Alparslan Episode 27 English Subtitles
Migrations affected population distribution throughout Ottoman history. These movements of peoples occurred for a host of reasons, economic as well as political. Among migrations for economic opportunity can be counted those to coastal Izmir by Ottoman subjects from interior regions and from the nearby islands in the Aegean Sea. There, and at Beirut, Alexandria, and Salonica, the new arrivals joined migrants from across the Mediterranean world – Malta, Greece, Italy, and France.
Thanks to them, the port cities developed a cosmopolitan, multi-lingual “Levantine” culture, more a part of the general Mediterranean world as a whole than the Ottoman Empire in particular. Generally, economic migration to urban centers was a normal and important feature of Ottoman life. Workers often traveled vast distances to work in cities and, after several or more years, returned home, as did, for example, the masons and other construction workers who built the great imperial mosques of Istanbul during the sixteenth and later centuries.
Also, to build railroads in the Balkan, Anatolian, and Arab provinces during the later nineteenth century, workers by the thousands came from afar as well as from nearby areas. And, in patterns that date back centuries and continued until the end of the empire, men trudged on foot for months from humble villages in eastern Anatolia to work as porters and stevedores in far away Istanbul, there setting up communal bachelor quarters. Others came from central and north Anatolian towns to serve as the capital’s tailors or laundrymen.
Like the porters, these remained for several years and were replaced by others from the same village. In the nineteenth century, ethnic Croats and Montenegrins traveled from their northwest Balkan homes to the
coalmines at Zonguldak on the Black Sea, bringing along their long traditions of mining skills, and often settling permanently in the region. In common with economically driven migrations, those for political
reasons often were dramatic and still affect the area today.
Take, for example, the demographic impact of the Habsburg–Ottoman wars, dating from the late seventeenth century and continuing into the eighteenth century. To escape the fighting, Orthodox Serbs migrated from their homes around Kossovo (southern modern-day Yugoslavia) in an intermittent stream northward. Until then, the Kossovo area had been heavily Serb but after they left, Albanians gradually migrated in, filling the empty
spaces. Some Serbs moved into eastern Bosnia, where, consequently, a Muslim majority gave way to an important Christian presence.

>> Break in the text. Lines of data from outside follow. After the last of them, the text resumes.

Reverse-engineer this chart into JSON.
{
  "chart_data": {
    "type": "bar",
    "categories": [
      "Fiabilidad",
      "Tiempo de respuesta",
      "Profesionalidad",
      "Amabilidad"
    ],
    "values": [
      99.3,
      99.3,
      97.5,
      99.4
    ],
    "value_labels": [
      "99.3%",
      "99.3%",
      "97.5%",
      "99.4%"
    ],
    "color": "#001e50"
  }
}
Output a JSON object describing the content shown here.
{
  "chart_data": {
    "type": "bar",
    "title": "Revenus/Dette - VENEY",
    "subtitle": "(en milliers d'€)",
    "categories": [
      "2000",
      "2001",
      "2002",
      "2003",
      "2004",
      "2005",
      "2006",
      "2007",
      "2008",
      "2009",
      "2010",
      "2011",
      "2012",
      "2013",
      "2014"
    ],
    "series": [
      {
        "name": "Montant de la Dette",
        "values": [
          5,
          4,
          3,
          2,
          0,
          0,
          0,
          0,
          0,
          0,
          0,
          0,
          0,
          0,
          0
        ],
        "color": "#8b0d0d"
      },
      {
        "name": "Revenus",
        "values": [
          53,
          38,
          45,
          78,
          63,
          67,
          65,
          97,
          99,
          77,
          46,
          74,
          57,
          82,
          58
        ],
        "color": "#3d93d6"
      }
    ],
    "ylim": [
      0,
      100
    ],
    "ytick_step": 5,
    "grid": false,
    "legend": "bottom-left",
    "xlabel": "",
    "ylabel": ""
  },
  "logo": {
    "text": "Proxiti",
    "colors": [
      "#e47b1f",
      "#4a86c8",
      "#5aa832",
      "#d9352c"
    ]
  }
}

Other Serbs continued north and crossed over into the Habsburg lands, for example, after the Ottoman victories in the 1736–1739 war. Here, then, is the Ottoman background to the Bosnian and Kossovo crises of the 1990s.
Many of the other politically compelled migrations elsewhere in the Ottoman world were different in their origins and vastly greater in magnitude. These were triggered by two sets of events.
In the first, Czarist Russia conquered Muslim states around the northern and eastern Black Sea littoral; the Crimean khanate was among them but there were many others. In the second, the Russian and Habsburg states annexed Ottoman territories or promoted the formation of independent states in the western Black Sea littoral and in the Balkan peninsula overall. As these processes unfolded, some Muslim residents fled, not wishing to live under the domination of new masters. Many more, however, suffered forcible expulsion by the Czars and the governments of the newly independent states.
For both, the Muslims were enemies, undesirable “others,” to be removed by whatever means necessary. As a result, Muslim refugees began flooding into the Ottoman world in huge numbers, beginning in the late eighteenth century. Between 1783 and 1913, an estimated 5–7 million refugees, at least 3.8 million of whom were Russian subjects, poured into the shrinking Ottoman state. For example, between 1770 and 1784, some 200,000
Crimean Tatars fled to the Dobruja, the delta of the Danube.
Still more fled during the period around World War I; in 1921, for example, up to 100,000 refugees overwhelmed Istanbul, most of them from Russia. Many refugees fled once, then again, settling elsewhere in the Ottoman Balkans, only to leave again when that area became independent. Another example: some 2 million people left the Caucasus region, for destinations in the Ottoman Balkans (some 12,000 at Sofia alone), Anatolia, and Syria.
The refugees either went voluntarily or by government design, for example, to populate the frontiers or the empty lands along the new railroads.
In 1878 alone, at least 25,000 Circassians arrived in south Syria and another 20,000 came to the areas around Aleppo. In Anatolia, the government settled refugees, often with incentives, to people the areas along the
developing Anatolian railroad. These refugees endured enormous sufferings: perhaps one-fifth of the Caucasian migrants died on the journey of malnutrition and disease.